The IMF’s omission of evidence of the impact of US sanctions on Venezuela is not a minor oversight. Sanctions are an integral part of the story of Venezuela’s economic collapse and the resulting migration crisis that has seen millions of Venezuelans leave their country. Without adequate accounting for this fact, the report preemptively closes the door to considering the most impactful potential policy response: turning away from the Trump-era “maximum pressure” policy and lifting the sanctions that have contributed mightily to Venezuela’s economic challenges. Recent steps by the Biden administration in this regard have been positive, but entirely insufficient.

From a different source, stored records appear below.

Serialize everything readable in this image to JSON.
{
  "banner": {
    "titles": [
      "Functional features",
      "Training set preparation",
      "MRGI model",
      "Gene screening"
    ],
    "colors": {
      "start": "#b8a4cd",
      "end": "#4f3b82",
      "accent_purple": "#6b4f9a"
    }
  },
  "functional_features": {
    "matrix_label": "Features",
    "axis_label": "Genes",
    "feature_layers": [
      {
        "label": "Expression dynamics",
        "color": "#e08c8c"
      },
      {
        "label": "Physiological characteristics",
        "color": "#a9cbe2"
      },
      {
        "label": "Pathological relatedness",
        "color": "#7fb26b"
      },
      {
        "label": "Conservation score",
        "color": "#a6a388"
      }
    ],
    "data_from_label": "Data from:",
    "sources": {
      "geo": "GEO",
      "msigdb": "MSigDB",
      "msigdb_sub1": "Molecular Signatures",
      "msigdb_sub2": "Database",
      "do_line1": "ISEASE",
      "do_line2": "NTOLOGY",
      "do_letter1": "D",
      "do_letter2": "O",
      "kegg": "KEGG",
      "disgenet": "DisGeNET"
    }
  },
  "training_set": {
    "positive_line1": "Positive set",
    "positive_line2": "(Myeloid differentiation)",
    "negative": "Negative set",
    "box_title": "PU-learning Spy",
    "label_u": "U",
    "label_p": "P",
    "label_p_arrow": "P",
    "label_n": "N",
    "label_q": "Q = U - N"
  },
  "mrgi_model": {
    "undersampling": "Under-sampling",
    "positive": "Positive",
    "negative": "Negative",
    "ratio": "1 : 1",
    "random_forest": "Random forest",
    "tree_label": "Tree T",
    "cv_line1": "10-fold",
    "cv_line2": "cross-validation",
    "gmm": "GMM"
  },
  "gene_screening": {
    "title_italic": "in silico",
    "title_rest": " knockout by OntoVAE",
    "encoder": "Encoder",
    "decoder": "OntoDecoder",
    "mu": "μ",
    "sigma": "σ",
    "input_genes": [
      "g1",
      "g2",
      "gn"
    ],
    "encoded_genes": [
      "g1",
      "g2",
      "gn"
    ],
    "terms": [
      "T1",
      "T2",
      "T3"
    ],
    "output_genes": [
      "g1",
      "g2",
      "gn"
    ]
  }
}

This lesson can be extrapolated to other heavily sanctioned countries, such as Cuba, which is currently experiencing severe economic difficulties and its largest migration crisis in decades. While the Biden administration has made “addressing the root causes” a key slogan of its policy toward migration, it has seemingly excluded sanctions from its definition of “root causes.”
The omissions in this report are so glaring as to raise serious concerns regarding the extent to which the integrity of the IMF’s technical work may have been compromised by the outsized influence of the United States on the multilateral organism. The fact that an IMF report would avoid serious engagement with the harms caused by US policy should add yet more weight to long-standing calls for the democratic reform of IMF governance.
Ultimately, “Regional Spillovers from the Venezuelan Crisis” is one relatively minor report, and much of its analysis remains valuable despite this omission. But it is emblematic of a wider, systematic, and pernicious avoidance of critical engagement with the profound human costs of US sanctions policies, both in intergovernmental organizations like the IMF, as well as in much of the media (the BBC, for example, failed to mention sanctions once in its coverage of the IMF report). In excluding this piece of the puzzle, the authors not only fail to capture the full picture of Venezuela’s economic crisis, but do a disservice to the many Venezuelans whose well-being rests on whether the US government will confront the profound suffering it has caused and do what is necessary to reverse it: putting an end to these misguided and harmful economic coercive measures.
[1] Equipo Anova’s methodology has since been critiqued by Rodríguez, but this critique does not extend to their final estimate of oil output decline.
[2] This instance is accompanied by a chart comparing Venezuela’s oil output to the introduction of sanctions in 2017 and 2019. This chart is the only time that the 2017 financial sanctions are referenced in the report and, counter to the text’s narrative, appears to be evidence for the adverse impact of financial sanctions on oil output.